My own research aims to make improvements to the way forensic practitioners conduct the speaker profiling task. I have developed the Y-ACCDIST system. Y-ACCDIST is a software tool which can be trained on a database of accents, to then identify what the systematic differences are between these varieties. Given a speech sample of interest, Y-ACCDIST will then process and classify the unknown speaker into one of the previously trained accents. It doesn’t work 100% of the time (I’m not completely deluded), but technological developments are (hopefully) being made in the right direction. The intention is not to replace the forensic analyst in these speaker profiling tasks, but to have the analyst and Y-ACCDIST work in conjunction with one another.


When attitudes to accent might matter
The cases above illustrate how, by being analytical about speakers’ accents, we can perhaps provide an evidential contribution. However, our attitudes to accents can also be significant in a legal context. James Tompkinson and Katherine Weinberg at the University of York are currently researching into this nook of the field. James is looking into listeners perceiving threats. More specifically, he’s looking into how the speaker’s accent affects how threatening the listener finds certain utterances. For example, does a speaker with a Cockney accent come across as more threatening than a speaker of RP? Developing our understanding of this could be valuable to court cases where threats are involved.

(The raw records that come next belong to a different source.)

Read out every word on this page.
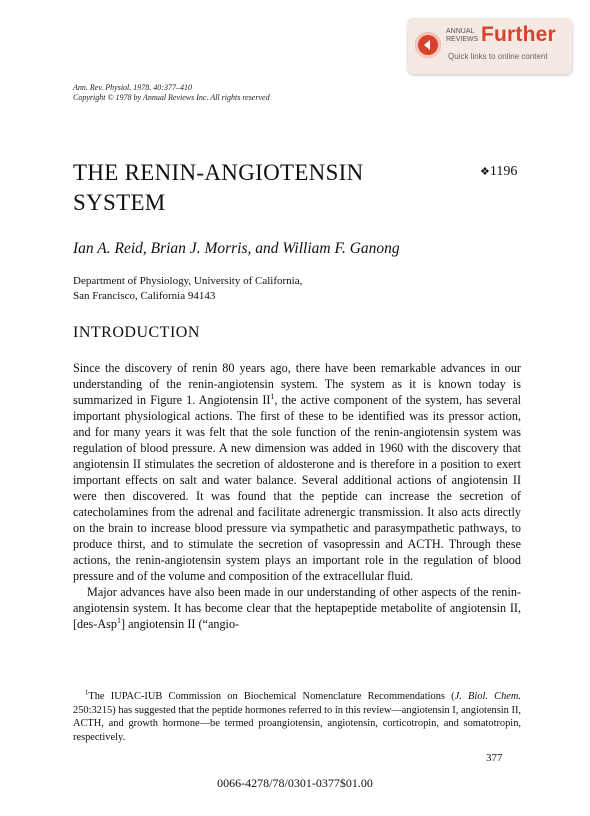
ANNUAL
REVIEWS Further
Quick links to online content
Ann. Rev. Physiol. 1978. 40:377–410
Copyright © 1978 by Annual Reviews Inc. All rights reserved
THE RENIN-ANGIOTENSIN
SYSTEM
❖1196
Ian A. Reid, Brian J. Morris, and William F. Ganong
Department of Physiology, University of California,
San Francisco, California 94143
INTRODUCTION

Since the discovery of renin 80 years ago, there have been remarkable advances in our understanding of the renin-angiotensin system. The system as it is known today is summarized in Figure 1. Angiotensin $II^1$, the active component of the system, has several important physiological actions. The first of these to be identified was its pressor action, and for many years it was felt that the sole function of the renin-angiotensin system was regulation of blood pressure. A new dimension was added in 1960 with the discovery that angiotensin II stimulates the secretion of aldosterone and is therefore in a position to exert important effects on salt and water balance. Several additional actions of angiotensin II were then discovered. It was found that the peptide can increase the secretion of catecholamines from the adrenal and facilitate adrenergic transmission. It also acts directly on the brain to increase blood pressure via sympathetic and parasympathetic pathways, to produce thirst, and to stimulate the secretion of vasopressin and ACTH. Through these actions, the renin-angiotensin system plays an important role in the regulation of blood pressure and of the volume and composition of the extracellular fluid.

Major advances have also been made in our understanding of other aspects of the renin-angiotensin system. It has become clear that the heptapeptide metabolite of angiotensin II, [des-Asp$^1$] angiotensin II (“angio-

$^1$The IUPAC-IUB Commission on Biochemical Nomenclature Recommendations (J. Biol. Chem. 250:3215) has suggested that the peptide hormones referred to in this review—angiotensin I, angiotensin II, ACTH, and growth hormone—be termed proangiotensin, angiotensin, corticotropin, and somatotropin, respectively.

377
0066-4278/78/0301-0377$01.00
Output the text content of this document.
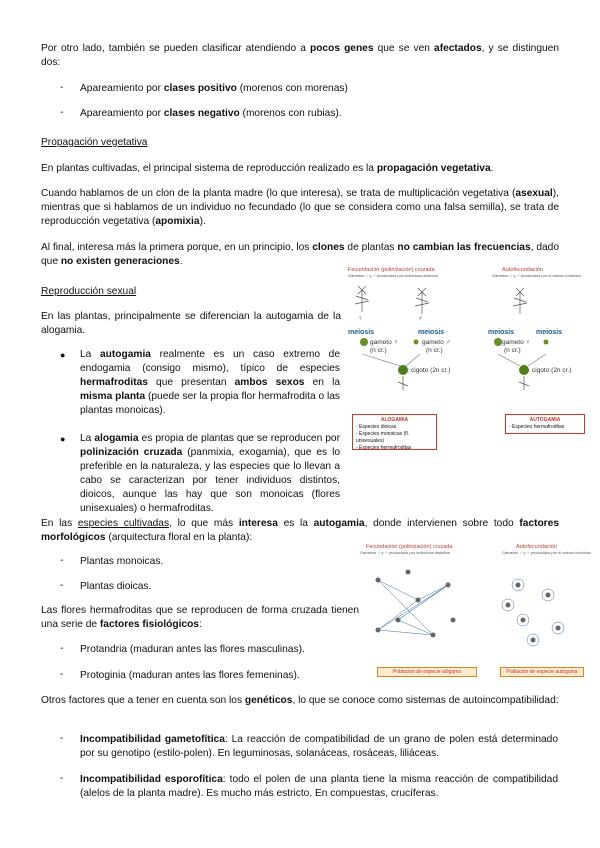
Por otro lado, también se pueden clasificar atendiendo a pocos genes que se ven afectados, y se distinguen dos:

- Apareamiento por clases positivo (morenos con morenas)

- Apareamiento por clases negativo (morenos con rubias).

Propagación vegetativa

En plantas cultivadas, el principal sistema de reproducción realizado es la propagación vegetativa.

Cuando hablamos de un clon de la planta madre (lo que interesa), se trata de multiplicación vegetativa (asexual), mientras que si hablamos de un individuo no fecundado (lo que se considera como una falsa semilla), se trata de reproducción vegetativa (apomixia).

Al final, interesa más la primera porque, en un principio, los clones de plantas no cambian las frecuencias, dado que no existen generaciones.

Reproducción sexual

En las plantas, principalmente se diferencian la autogamia de la alogamia.

● La autogamia realmente es un caso extremo de endogamia (consigo mismo), típico de especies hermafroditas que presentan ambos sexos en la misma planta (puede ser la propia flor hermafrodita o las plantas monoicas).

● La alogamia es propia de plantas que se reproducen por polinización cruzada (panmixia, exogamia), que es lo preferible en la naturaleza, y las especies que lo llevan a cabo se caracterizan por tener individuos distintos, dioicos, aunque las hay que son monoicas (flores unisexuales) o hermafroditas.

Fecundación (polinización) cruzada
Gametos ♀ y ♂ producidos por individuos distintos
Autofecundación
Gametos ♀ y ♂ producidos por el mismo individuo
♀	♂
meiosis	meiosis	meiosis	meiosis
gameto ♀	gameto ♂
(n cr.)	(n cr.)
gameto ♀
(n cr.)
cigoto (2n cr.)	cigoto (2n cr.)
ALOGAMIA
- Especies dioicas
- Especies monoicas (fl. unisexuales)
- Especies hermafroditas
AUTOGAMIA
- Especies hermafroditas

En las especies cultivadas, lo que más interesa es la autogamia, donde intervienen sobre todo factores morfológicos (arquitectura floral en la planta):

- Plantas monoicas.

- Plantas dioicas.

Las flores hermafroditas que se reproducen de forma cruzada tienen una serie de factores fisiológicos:

- Protandria (maduran antes las flores masculinas).

- Protoginia (maduran antes las flores femeninas).

Fecundación (polinización) cruzada
Gametos ♀ y ♂ producidos por individuos distintos
Autofecundación
Gametos ♀ y ♂ producidos por el mismo individuo
Población de especie alógama	Población de especie autógama

Otros factores que a tener en cuenta son los genéticos, lo que se conoce como sistemas de autoincompatibilidad:

- Incompatibilidad gametofítica: La reacción de compatibilidad de un grano de polen está determinado por su genotipo (estilo-polen). En leguminosas, solanáceas, rosáceas, liliáceas.

- Incompatibilidad esporofítica: todo el polen de una planta tiene la misma reacción de compatibilidad (alelos de la planta madre). Es mucho más estricto. En compuestas, crucíferas.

Katherine has been looking at threatening speech/language in the context of Anglo Americans’ perceptions of African Americans. Recent relevant cases might include the shooting of Walter Scott, an African American who was shot by law enforcement. It was claimed the the officer responsible felt threatened. However, video footage did not indicate that the victim was threatening the officer in any way. Removing physical appearances from the equation, are there elements of African American speech that Anglo Americans perceive as threatening? Katherine has been analysing phonetic, lexical and grammatical aspects of African American speech and what listeners may associate with these.

With any luck, this post has provided some insight into the murky world of forensic speech science, with particular attention paid to accent analysis. There are many more types of task which forensic analysts have to contend with, but I think this post offers some justification to studying accents. They’re not just interesting, but studying them can also be useful.